We consider EBIT/ha the most significant metric for comparing profitability and it was $6943 and $5292 for the conventional and regenerative side respectively, which is a $1662 difference per hectare. At the 6+6 reforecast we were on track for the $900/ha difference, so this unfortunately has almost doubled since November. $333/ha of this is attributable to the increase in supplements. We are disappointed by this result and recognise that it is too big of a gap for anyone to follow suit in what we are doing, so a big focus on this coming season is how we can lift production on the regenerative side.

We are going to open the season with 3.0 cows/ha on the regenerative side and focus on lifting per cow production. We will also be exploring ways to increase our pasture growth in late lactation, by either using crops to shift feed or using a bit of nitrogen strategically. We will likely do a combo of both, and trial N on some, not all, of the regenerative paddocks in March to determine the outcome. We have also discussed wintering our regenerative heifers on-farm next season, which would reduce our wintering costs by $30-40,000. Additionally, we are trying to drive our empty rates down so we can lower replacement rates which will in turn lower costs (and methane emissions).

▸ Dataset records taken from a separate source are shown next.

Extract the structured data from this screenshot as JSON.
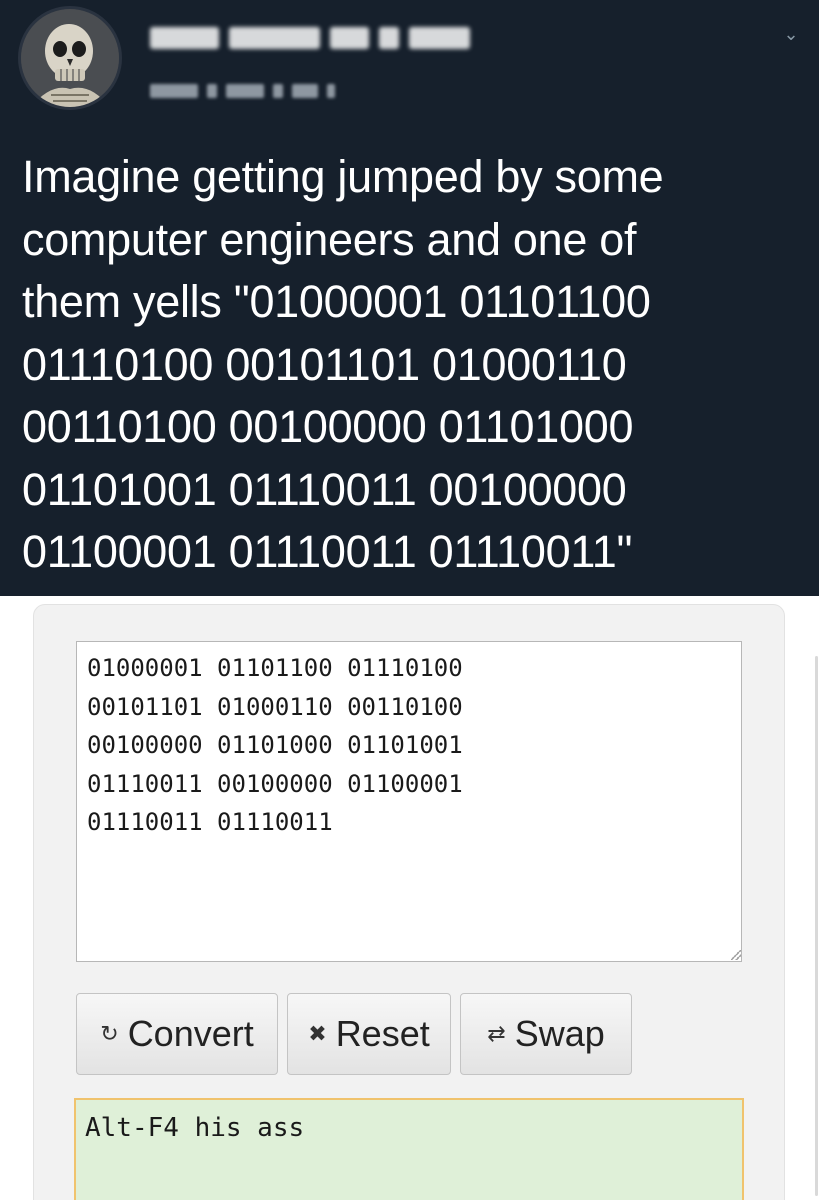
{
  "tweet": {
    "author_name": "",
    "author_handle": "",
    "text": "Imagine getting jumped by some\ncomputer engineers and one of\nthem yells \"01000001 01101100\n01110100 00101101 01000110\n00110100 00100000 01101000\n01101001 01110011 00100000\n01100001 01110011 01110011\""
  },
  "converter": {
    "input_value": "01000001 01101100 01110100\n00101101 01000110 00110100\n00100000 01101000 01101001\n01110011 00100000 01100001\n01110011 01110011",
    "buttons": {
      "convert_icon": "↻",
      "convert_label": "Convert",
      "reset_icon": "✖",
      "reset_label": "Reset",
      "swap_icon": "⇄",
      "swap_label": "Swap"
    },
    "output_value": "Alt-F4 his ass"
  },
  "icons": {
    "chevron": "⌄"
  },
  "colors": {
    "tweet_background": "#16202c",
    "output_background": "#dff0d8",
    "output_border": "#f0c36d"
  }
}
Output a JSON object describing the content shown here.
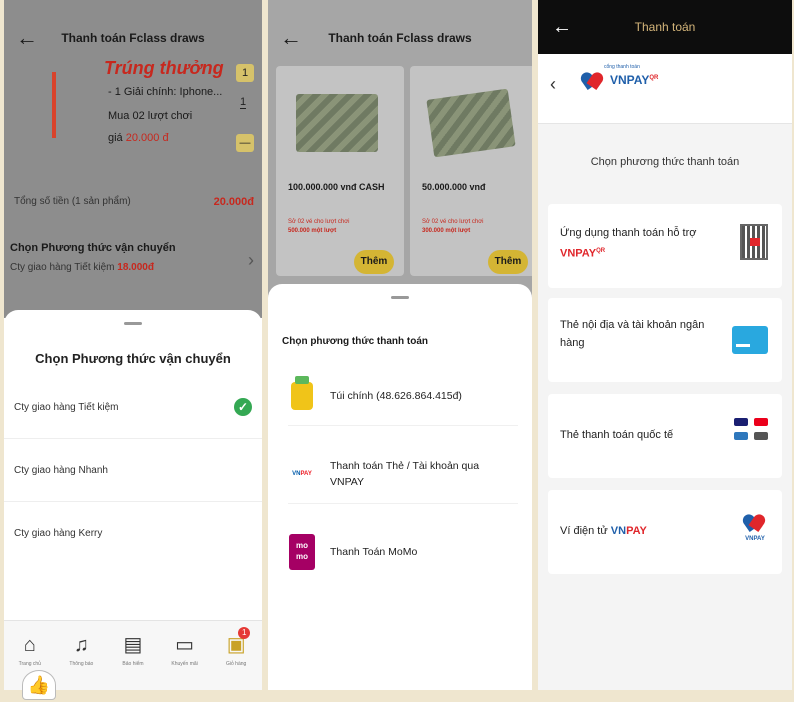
{
  "screen1": {
    "header_title": "Thanh toán Fclass draws",
    "product": {
      "title": "Trúng thưởng",
      "line1": "- 1 Giải chính: Iphone...",
      "line2": "Mua 02 lượt chơi",
      "price_prefix": "giá",
      "price": "20.000 đ",
      "qty_minus": "1",
      "qty_value": "1",
      "qty_more": "—"
    },
    "summary": {
      "label": "Tổng số tiền (1 sản phẩm)",
      "value": "20.000đ"
    },
    "shipping": {
      "title": "Chọn Phương thức vận chuyển",
      "sub_prefix": "Cty giao hàng Tiết kiệm",
      "sub_price": "18.000đ"
    },
    "sheet": {
      "title": "Chọn Phương thức vận chuyển",
      "options": [
        {
          "label": "Cty giao hàng Tiết kiệm",
          "selected": true
        },
        {
          "label": "Cty giao hàng Nhanh",
          "selected": false
        },
        {
          "label": "Cty giao hàng Kerry",
          "selected": false
        }
      ]
    },
    "tabbar": [
      {
        "label": "Trang chủ",
        "icon": "home-icon"
      },
      {
        "label": "Thông báo",
        "icon": "bell-icon"
      },
      {
        "label": "Bảo hiểm",
        "icon": "document-icon"
      },
      {
        "label": "Khuyến mãi",
        "icon": "ticket-icon"
      },
      {
        "label": "Giỏ hàng",
        "icon": "cart-icon",
        "badge": "1"
      }
    ]
  },
  "screen2": {
    "header_title": "Thanh toán Fclass draws",
    "cards": [
      {
        "title": "100.000.000 vnđ CASH",
        "sub1": "Sở 02 vé cho lượt chơi",
        "sub2": "500.000 một lượt",
        "button": "Thêm"
      },
      {
        "title": "50.000.000 vnđ",
        "sub1": "Sở 02 vé cho lượt chơi",
        "sub2": "300.000 một lượt",
        "button": "Thêm"
      }
    ],
    "sheet": {
      "title": "Chọn phương thức thanh toán",
      "options": [
        {
          "label": "Túi chính (48.626.864.415đ)",
          "icon": "wallet-icon"
        },
        {
          "label": "Thanh toán Thẻ / Tài khoản qua VNPAY",
          "icon": "vnpay-icon"
        },
        {
          "label": "Thanh Toán MoMo",
          "icon": "momo-icon",
          "icon_text": "mo mo"
        }
      ]
    }
  },
  "screen3": {
    "header_title": "Thanh toán",
    "logo_tagline": "cổng thanh toán",
    "logo_text": "VNPAY",
    "logo_sup": "QR",
    "section_label": "Chọn phương thức thanh toán",
    "methods": [
      {
        "label": "Ứng dụng thanh toán hỗ trợ",
        "brand": "VNPAY",
        "brand_sup": "QR",
        "icon": "qr-code-icon"
      },
      {
        "label": "Thẻ nội địa và tài khoản ngân hàng",
        "icon": "bank-card-icon"
      },
      {
        "label": "Thẻ thanh toán quốc tế",
        "icon": "intl-cards-icon"
      },
      {
        "label": "Ví điện tử",
        "brand": "VNPAY",
        "icon": "vnpay-wallet-icon",
        "icon_text": "VNPAY"
      }
    ]
  },
  "colors": {
    "accent_gold": "#d4b534",
    "price_red": "#c7281e",
    "success_green": "#34a853",
    "momo": "#a50064",
    "vnpay_blue": "#1f5faa",
    "vnpay_red": "#e0262b"
  }
}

From a pasture production perspective, we have lifted the pasture curve with the diverse pastures and are growing more feed during summer. If you put our pasture curve over our milk production, you can see the regenerative herd was producing slightly better early in the season, but we lost production in summer. We need to balance pasture quality over summer, we focused too much on growing more pastures, rather than growing quality pasture. Urea would influence this, but we are exploring other options as well and trying to determine that sweet spot between maximising pasture production and maximising quality. Rhys believes you set your business up to drive quality or quantity, we got stuck between the two and need to choose one road to go down. This is why we are slowly dropping the stocking rate – we were pinching cows when we shouldn’t have been on the regenerative side, and this impacted milk production.

All in all, from a financial perspective, we need to produce more milk first and foremost. We left a bit on the table at times because we are still learning, and this was a tough season for all in general. On the regenerative side, we have an additional 350 kgDM/ha of feed at the end of this season compared to last season, so we are optimistic about the coming spring. We need to nail late lactation pasture production and are optimistic we can fix these issues, but can we do this without urea? We grew 400 kgDM/ha more feed on the regenerative side (based on 46 weekly pasture measurements) so if we can turn that into milk this season, we will be very pleased with our results.

Overall, we still consider this season a success. We are moving into a volatile and rough season with He Waka Eke Noa, the new Freshwater rules, increasing costs, and a tight labour market all putting pressure on farmers. We are pleased to be able to navigate these rough seas with logic and data rather than assumptions. While we would have preferred to have the same earnings on both sides of the farm, we have learned a tremendous amount in the process and provided good information to the industry where it was lacking.

We are looking forward to this season, the cows are in better condition and the team is feeling more confident after a fairly successful season under their belt and are motivated to improve on this season’s results. Our budget for the 2022-23 season will be coming soon and we plan to do another 6 monthly update in November, then a final review in June. If you would like to see anything additional or have suggestions on how we could better present this data, we are open to feedback in this space. Please note this is our un-audited financial data, and if anything changes following our accountant’s review in October, we will announce those changes. We are not anticipating any significant changes; it is really just the final month of the season that may shift slightly.